Springrove had long since passed that peculiar line which lies across the course of falling in love – if, indeed, it may not be called the initial itself of the complete passion – a longing to cherish; when the woman is shifted in a man’s mind from the region of mere admiration to the region of warm fellowship. At this assumption of her nature, she changes to him in tone, hue, and expression. All about the loved one that said ‘She’ before, says ‘We’ now. Eyes that were to be subdued become eyes to be feared for: a brain that was to be probed by cynicism becomes a brain that is to be tenderly assisted; feet that were to be tested in the dance become feet that are not to be distressed; the once-criticized accent, manner, and dress, become the clients of a special pleader.
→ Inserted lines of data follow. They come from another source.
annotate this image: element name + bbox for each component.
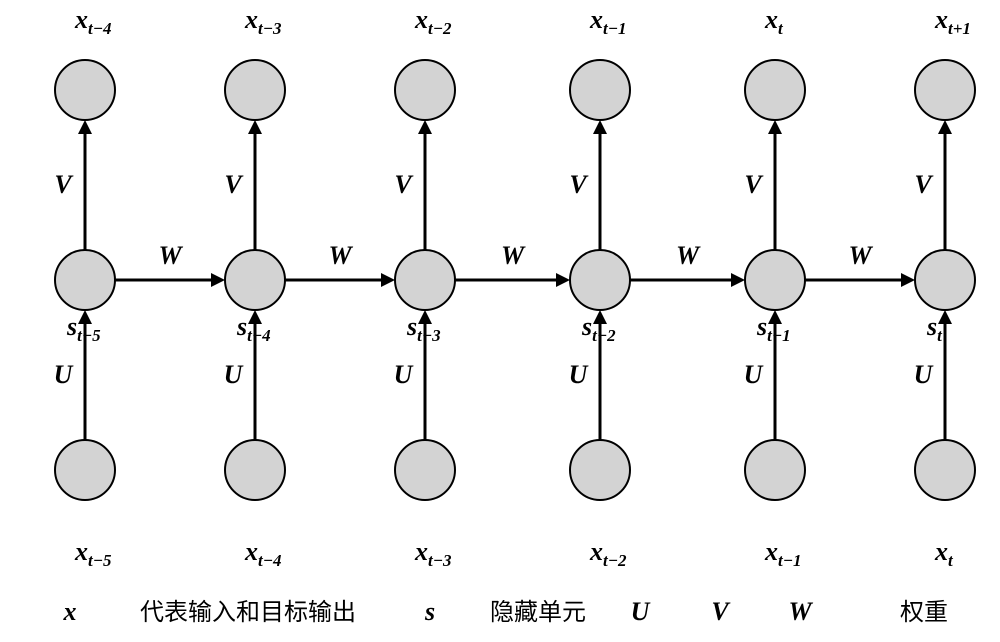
label-W-3: W — [676, 241, 701, 270]
input-node-5 — [915, 440, 975, 500]
label-V-4: V — [744, 170, 764, 199]
label-V-2: V — [394, 170, 414, 199]
label-U-0: U — [54, 360, 74, 389]
legend-s-text: 隐藏单元 — [490, 599, 586, 626]
hidden-node-1 — [225, 250, 285, 310]
hidden-node-0 — [55, 250, 115, 310]
input-node-1 — [225, 440, 285, 500]
legend-s-sym: s — [424, 597, 435, 626]
hidden-node-4 — [745, 250, 805, 310]
label-W-4: W — [848, 241, 873, 270]
legend-x-text: 代表输入和目标输出 — [140, 599, 356, 626]
legend-weights-text: 权重 — [900, 599, 948, 626]
label-V-5: V — [914, 170, 934, 199]
input-node-3 — [570, 440, 630, 500]
label-W-2: W — [501, 241, 526, 270]
label-U-3: U — [569, 360, 589, 389]
input-node-0 — [55, 440, 115, 500]
legend-V-sym: V — [711, 597, 731, 626]
hidden-node-2 — [395, 250, 455, 310]
input-node-2 — [395, 440, 455, 500]
label-V-1: V — [224, 170, 244, 199]
output-node-3 — [570, 60, 630, 120]
label-U-4: U — [744, 360, 764, 389]
input-node-4 — [745, 440, 805, 500]
hidden-node-3 — [570, 250, 630, 310]
rnn-diagram: UVWUVWUVWUVWUVWUVxt−4st−5xt−5xt−3st−4xt−… — [0, 0, 1000, 642]
legend-U-sym: U — [631, 597, 651, 626]
output-node-0 — [55, 60, 115, 120]
legend-W-sym: W — [788, 597, 813, 626]
label-U-5: U — [914, 360, 934, 389]
label-V-3: V — [569, 170, 589, 199]
hidden-node-5 — [915, 250, 975, 310]
label-U-1: U — [224, 360, 244, 389]
label-W-0: W — [158, 241, 183, 270]
label-V-0: V — [54, 170, 74, 199]
label-W-1: W — [328, 241, 353, 270]
output-node-2 — [395, 60, 455, 120]
output-node-4 — [745, 60, 805, 120]
legend-x-sym: x — [63, 597, 77, 626]
label-U-2: U — [394, 360, 414, 389]
output-node-5 — [915, 60, 975, 120]
output-node-1 — [225, 60, 285, 120]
6. FIVE TO EIGHT O’CLOCK P.M.

Now that he was fairly on the track, and had begun to cool down, Edward remembered that he had nothing to show – no legal authority whatever to question Manston or interfere between him and Cytherea as husband and wife. He now saw the wisdom of the rector in obtaining a signed confession from the porter. The document would not be a death-bed confession – perhaps not worth anything legally – but it would be held by Owen; and he alone, as Cytherea’s natural guardian, could separate them on the mere ground of an unproved probability, or what might perhaps be called the hallucination of an idiot. Edward himself, however, was as firmly convinced as the rector had been of the truth of the man’s story, and paced backward and forward the solitary compartment as the train wound through the dark heathery plains, the mazy woods, and moaning coppices, as resolved as ever to pounce on Manston, and charge him with the crime during the critical interval between the reception of the telegram and the hour at which Owen’s train would arrive – trusting to circumstances for what he should say and do afterwards, but making up his mind to be a ready second to Owen in any emergency that might arise.

At thirty-three minutes past seven he stood on the platform of the station at Southampton – a clear hour before the train containing Owen could possibly arrive.
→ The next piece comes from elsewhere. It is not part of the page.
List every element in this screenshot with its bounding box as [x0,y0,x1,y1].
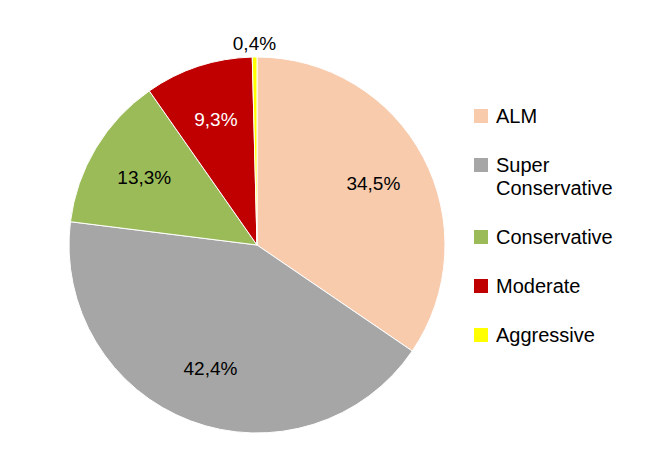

Making a few inquiries here, but too impatient to pursue his investigation carefully and inductively, he went into the town.

At the expiration of another half-hour he had visited seven hotels and inns, large and small, asking the same questions at each, and always receiving the same reply – nobody of that name, or answering to that description, had been there. A boy from the telegraph-office had called, asking for the same persons, if they recollected rightly.

He reflected awhile, struck again by a painful thought that they might possibly have decided to cross the Channel by the night-boat. Then he hastened off to another quarter of the town to pursue his inquiries among hotels of the more old-fashioned and quiet class. His stained and weary appearance obtained for him but a modicum of civility, wherever he went, which made his task yet more difficult. He called at three several houses in this neighbourhood, with the same result as before. He entered the door of the fourth house whilst the clock of the nearest church was striking eight.